Don’t donate goods. Donating stuff instead of money is a serious problem in emergency relief. Only the people on the ground know what’s actually necessary; those of us in the rest of the world can only guess. Some things, like summer clothes and expired medicines are going to be worthless in Haiti. Other stuff, like warm clothes and bottled water may be helpful to some people in some specific ways. Separating the useful from the useless takes manpower that can be doing more important work. It’s far better to give money so that organizations can buy the things they know they need.

Some people like to donate goods instead of cash because they worry that cash won’t be used in a way that helps the needy.
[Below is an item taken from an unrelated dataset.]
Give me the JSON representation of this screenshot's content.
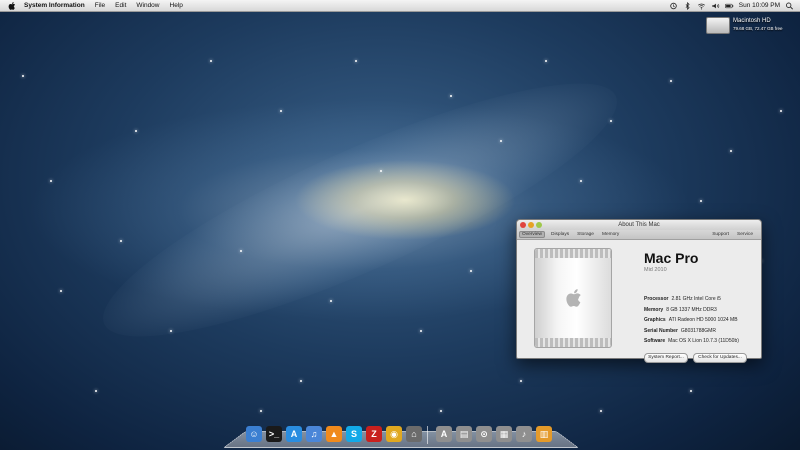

If that’s you, I have two points. 1) Why are you donating to an organization you don’t trust? 2) What’s to stop them from selling your donated item and using the money for whatever they want?

After Hurricane Mitch in 1998, Honduras was flooded with shipments of donated goods. They clogged ports, overwhelmed military transport, and made it nearly impossible for relief agencies to ship in the things they really needed. Those donations did harm, not good. Expired drugs had to be carefully disposed of. Inappropriate donations had to be transported away and discarded. All of this wasted time and money.

Don't go to Haiti. It’s close to the US, it’s a disaster area, and we all want to help. However, it’s dangerous right now and they don’t need “extra hands”. The people who are currently useful are people with training in medicine and emergency response. If all you can contribute is unskilled labor, stay home. There is no shortage of unskilled labor in Haiti, and Haitians will be a lot more committed than you are to the rebuilding process.

If you are a nurse or physician, especially with experience in trauma, and you want to volunteer, email Partners in Health – volunteer@pih.org – and offer your services. Or submit your details to International Medical Corps. They’ll take you if they can use you. Do not go to Haiti on your own, even if you are doctor. You’ll just add to the confusion, and you’ll be a burden to whoever ends up taking responsibility for your safety.

Don’t ignore rebuilding. The physical damage done to Port au Prince is going to take a long, long time to repair. The human consequences will have a similar slow recovery. Haiti will still need our help next year, and the years after that. It is going to take more than just a short-term infusion of relief money. Give your money to organizations that will be in Haiti for the long haul, and don't forget about Haiti once the media attention moves on.